A 3D model can ease some of those challenges. “It’s the patient’s exact liver, with their exact tumor and the cancer’s relation to vessels and bile ducts,” said Anaya.
To create the liver model, Moffitt sends a patient’s scan to USF’s 3D team. After conferring with the physician to better understand what the goal of the model is, the data is put into a computer that generates the 3D model. Once the physician approves the model, it’s ready to print. To fully customize the model, it can also be hand painted, varnished and shaped after printing. Models can also have magnetic pieces to demonstrate removal of parts, and the lab can even create a cutting guide for surgeons to use in the operating room.
Before showing a patient the model, it can be used for surgical planning. The extent of the surgery largely depends on how close a tumor is to a vessel, and surgeons can use the model to make measurements and essentially practice the surgery ahead of time.
“Sometimes the case is more complex and we have to figure out, how will we be able to cut the tumor out?” said Anaya. “By looking at the model we can determine the best way to remove tumors and work around the vessels.”
The models can also be used for training. USF has established a 3D printing rotation for residents, and trainees can take some of a hospital’s most complex cases and print a model to practice on.
Because of the models’ many uses, radiologists hope they help draw back the curtain on their field.
“I don’t think patients really understand what radiologists do and how much training really goes into reading scans,” said Makanji. “So, in very broad strokes, I think these models can provide some insight into the kind of work we do. And even working with the surgeons and developing relationships with them is equally as important.”
Now that the team has figured out the best way to print the liver models, it hopes the collaboration can continue to help patients with other cancer types in the future.
“It is great to create a product that is tangible that a patient can hold instead of just taking home a disk where they may not understand what is on the disk or the big words in the radiology report,” said Moffitt radiologist Dr. Trevor Rose. “This helps them understand the process a little bit easier and that’s a great connection to make with the patients and the ordering physicians.”
Doing the right thing
Before coming to Moffitt, no one mentioned to Lowe that she would be candidate for surgery. She was shocked when the cancer center told her she had another option, and when surgery became the next course of action, she worried, is this the right choice?
But Anaya used the 3D model to explain how he is going to remove three of Lowe’s tumor and burn the fourth.
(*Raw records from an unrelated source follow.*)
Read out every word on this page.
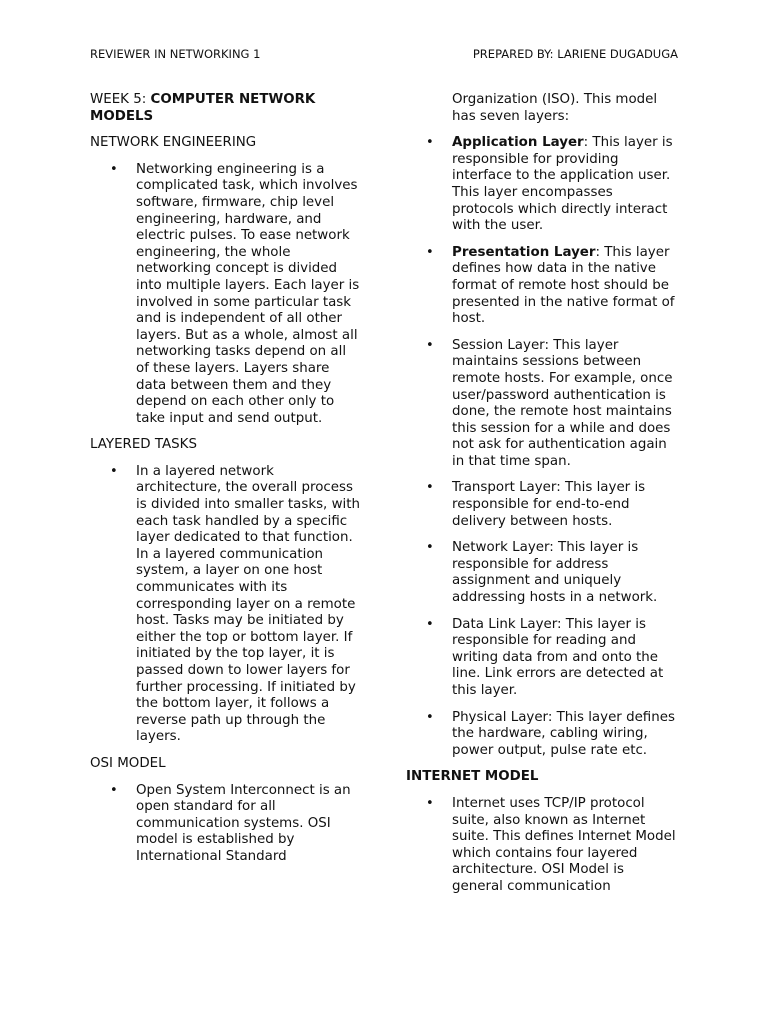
REVIEWER IN NETWORKING 1	PREPARED BY: LARIENE DUGADUGA

WEEK 5: COMPUTER NETWORK MODELS

NETWORK ENGINEERING

• Networking engineering is a complicated task, which involves software, firmware, chip level engineering, hardware, and electric pulses. To ease network engineering, the whole networking concept is divided into multiple layers. Each layer is involved in some particular task and is independent of all other layers. But as a whole, almost all networking tasks depend on all of these layers. Layers share data between them and they depend on each other only to take input and send output.

LAYERED TASKS

• In a layered network architecture, the overall process is divided into smaller tasks, with each task handled by a specific layer dedicated to that function. In a layered communication system, a layer on one host communicates with its corresponding layer on a remote host. Tasks may be initiated by either the top or bottom layer. If initiated by the top layer, it is passed down to lower layers for further processing. If initiated by the bottom layer, it follows a reverse path up through the layers.

OSI MODEL

• Open System Interconnect is an open standard for all communication systems. OSI model is established by International Standard

Organization (ISO). This model has seven layers:

• Application Layer: This layer is responsible for providing interface to the application user. This layer encompasses protocols which directly interact with the user.
• Presentation Layer: This layer defines how data in the native format of remote host should be presented in the native format of host.
• Session Layer: This layer maintains sessions between remote hosts. For example, once user/password authentication is done, the remote host maintains this session for a while and does not ask for authentication again in that time span.
• Transport Layer: This layer is responsible for end-to-end delivery between hosts.
• Network Layer: This layer is responsible for address assignment and uniquely addressing hosts in a network.
• Data Link Layer: This layer is responsible for reading and writing data from and onto the line. Link errors are detected at this layer.
• Physical Layer: This layer defines the hardware, cabling wiring, power output, pulse rate etc.

INTERNET MODEL

• Internet uses TCP/IP protocol suite, also known as Internet suite. This defines Internet Model which contains four layered architecture. OSI Model is general communication
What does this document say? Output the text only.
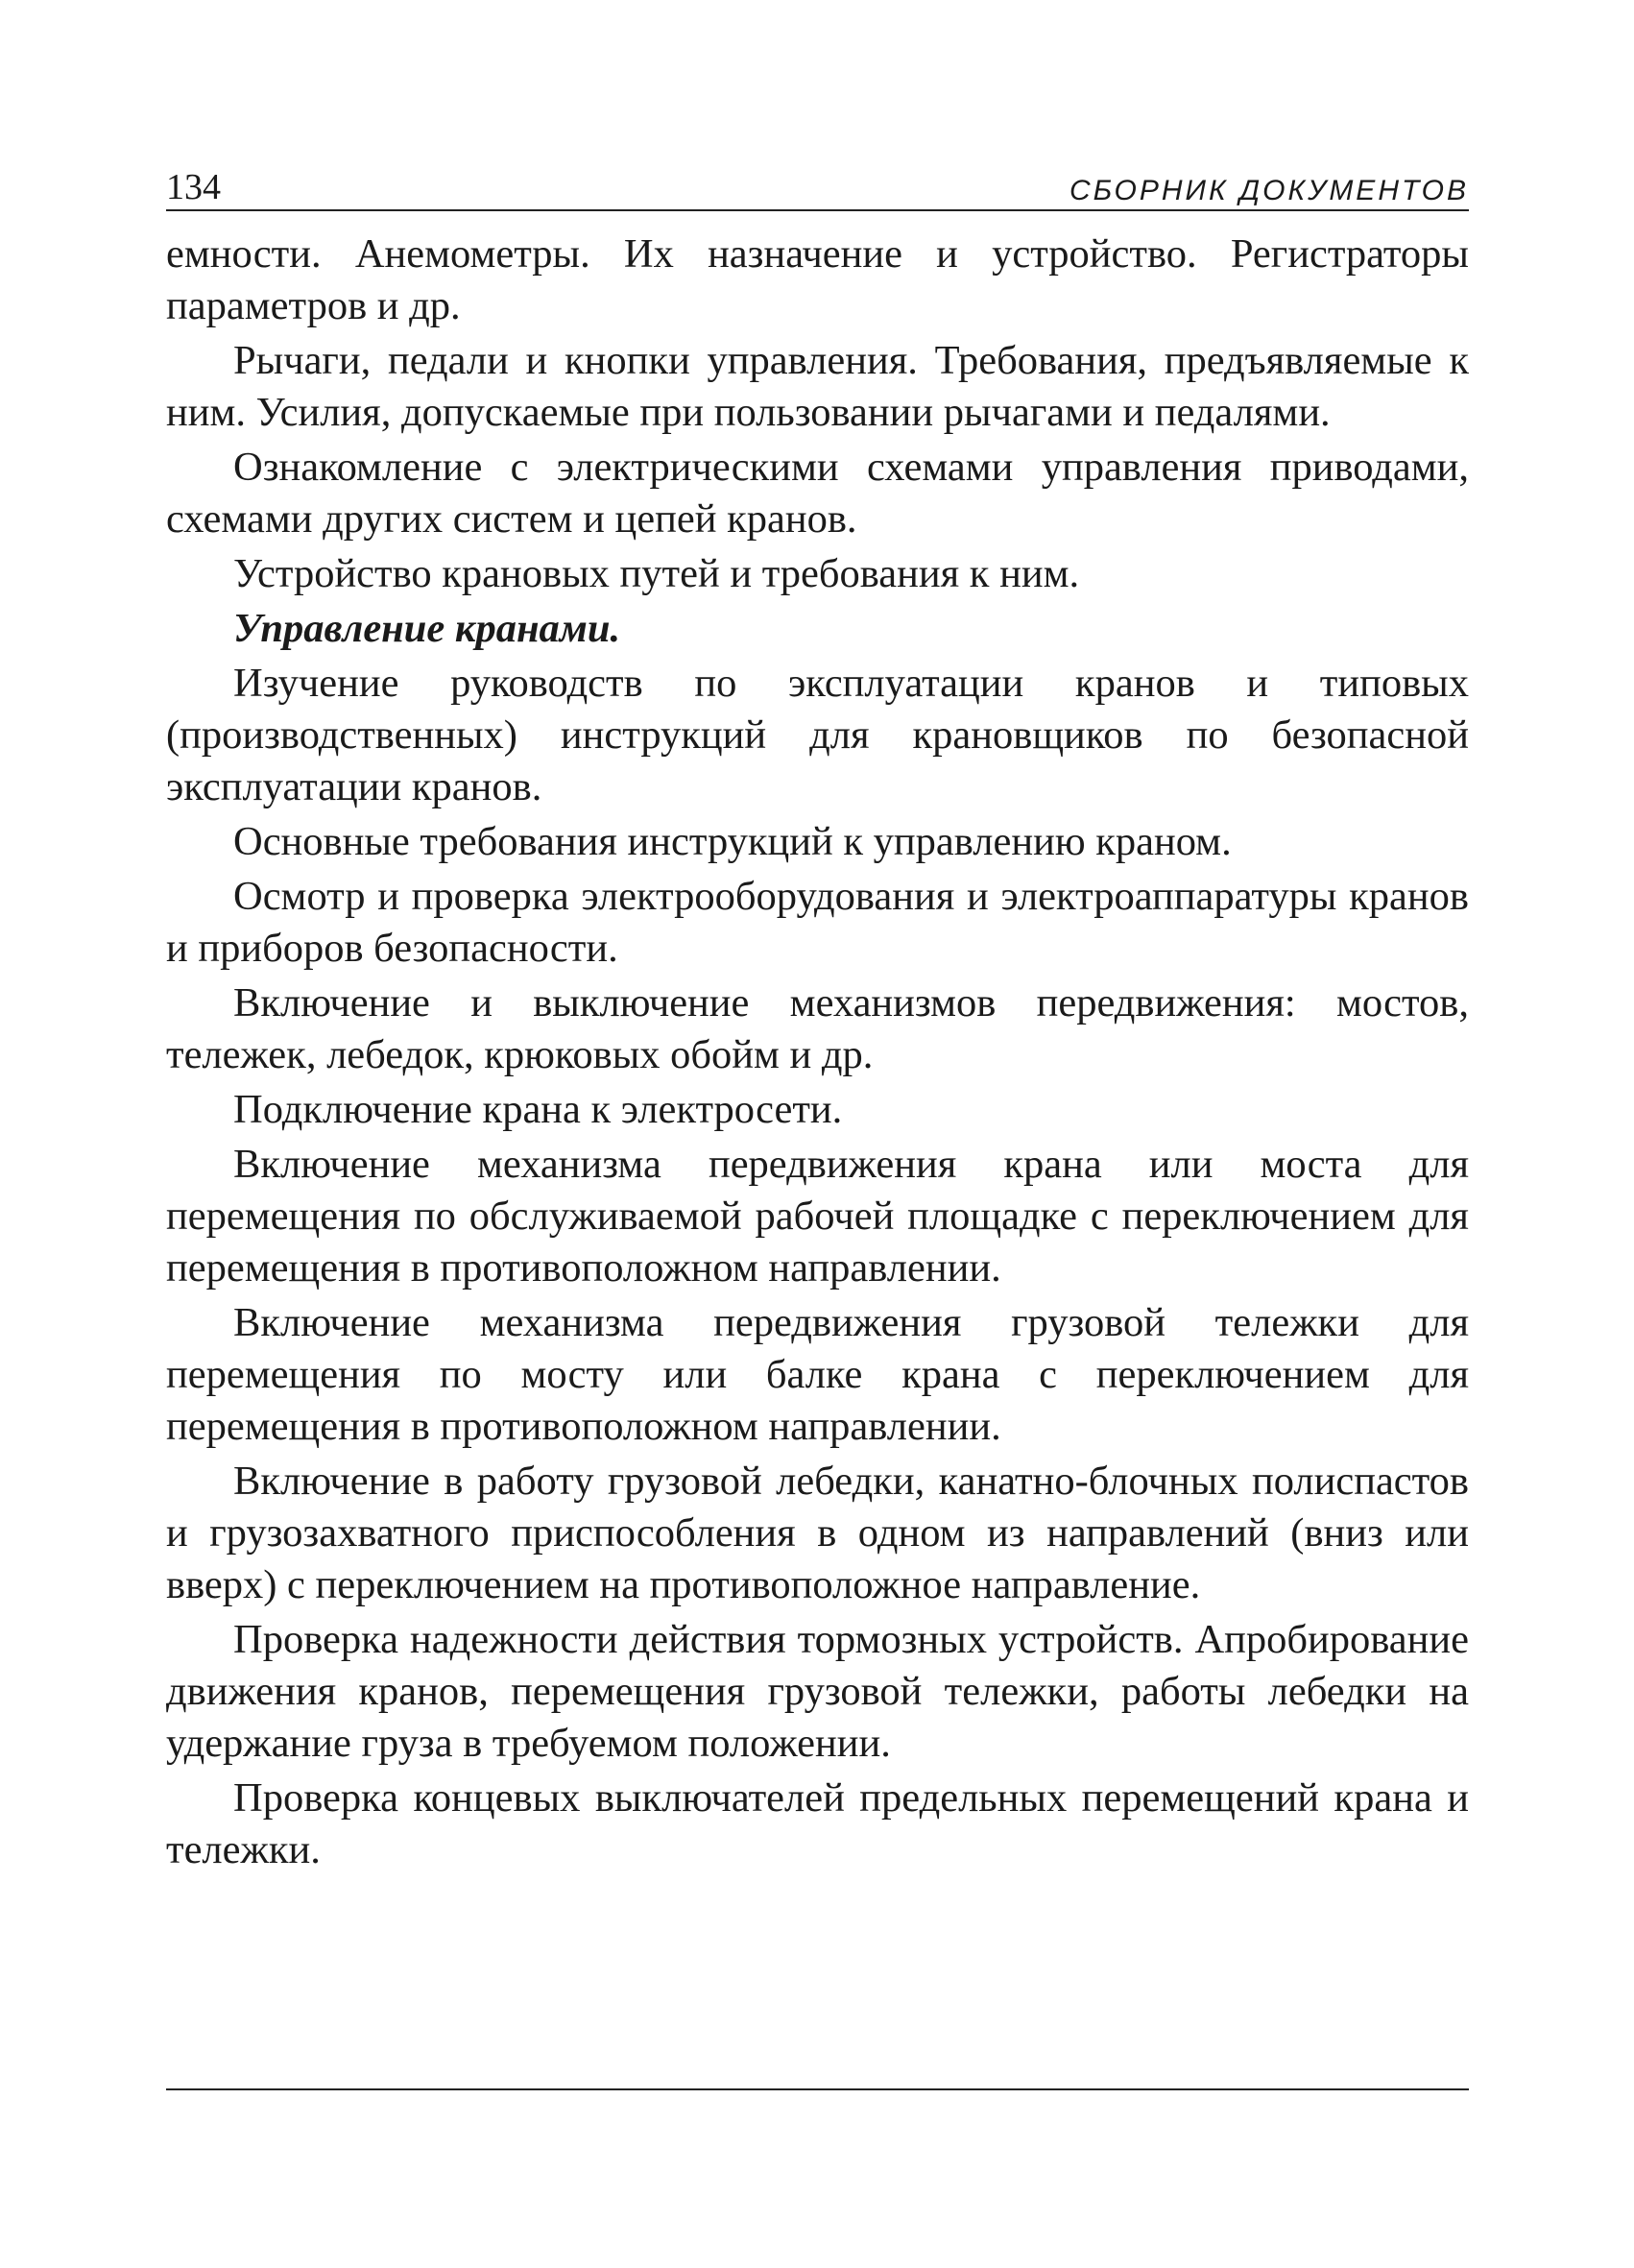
134	СБОРНИК ДОКУМЕНТОВ

емности. Анемометры. Их назначение и устройство. Регистраторы параметров и др.

Рычаги, педали и кнопки управления. Требования, предъявляемые к ним. Усилия, допускаемые при пользовании рычагами и педалями.

Ознакомление с электрическими схемами управления приводами, схемами других систем и цепей кранов.

Устройство крановых путей и требования к ним.

Управление кранами.

Изучение руководств по эксплуатации кранов и типовых (производственных) инструкций для крановщиков по безопасной эксплуатации кранов.

Основные требования инструкций к управлению краном.

Осмотр и проверка электрооборудования и электроаппаратуры кранов и приборов безопасности.

Включение и выключение механизмов передвижения: мостов, тележек, лебедок, крюковых обойм и др.

Подключение крана к электросети.

Включение механизма передвижения крана или моста для перемещения по обслуживаемой рабочей площадке с переключением для перемещения в противоположном направлении.

Включение механизма передвижения грузовой тележки для перемещения по мосту или балке крана с переключением для перемещения в противоположном направлении.

Включение в работу грузовой лебедки, канатно-блочных полиспастов и грузозахватного приспособления в одном из направлений (вниз или вверх) с переключением на противоположное направление.

Проверка надежности действия тормозных устройств. Апробирование движения кранов, перемещения грузовой тележки, работы лебедки на удержание груза в требуемом положении.

Проверка концевых выключателей предельных перемещений крана и тележки.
He showed Lowe which vessels he would have to cut, which part of the liver he will remove.
“This is not a routine tool used by other centers, and I would say you are among the few to have a real liver model developed to plan and explain surgical treatment,” Anaya tells her.
Lowe breathed a sigh of relief. The surgery made so much more sense now.
“I was very nervous before and wondering if I made the right decision,” said Lowe. “This clarifies it and shows that I am in the right place and doing the right thing.”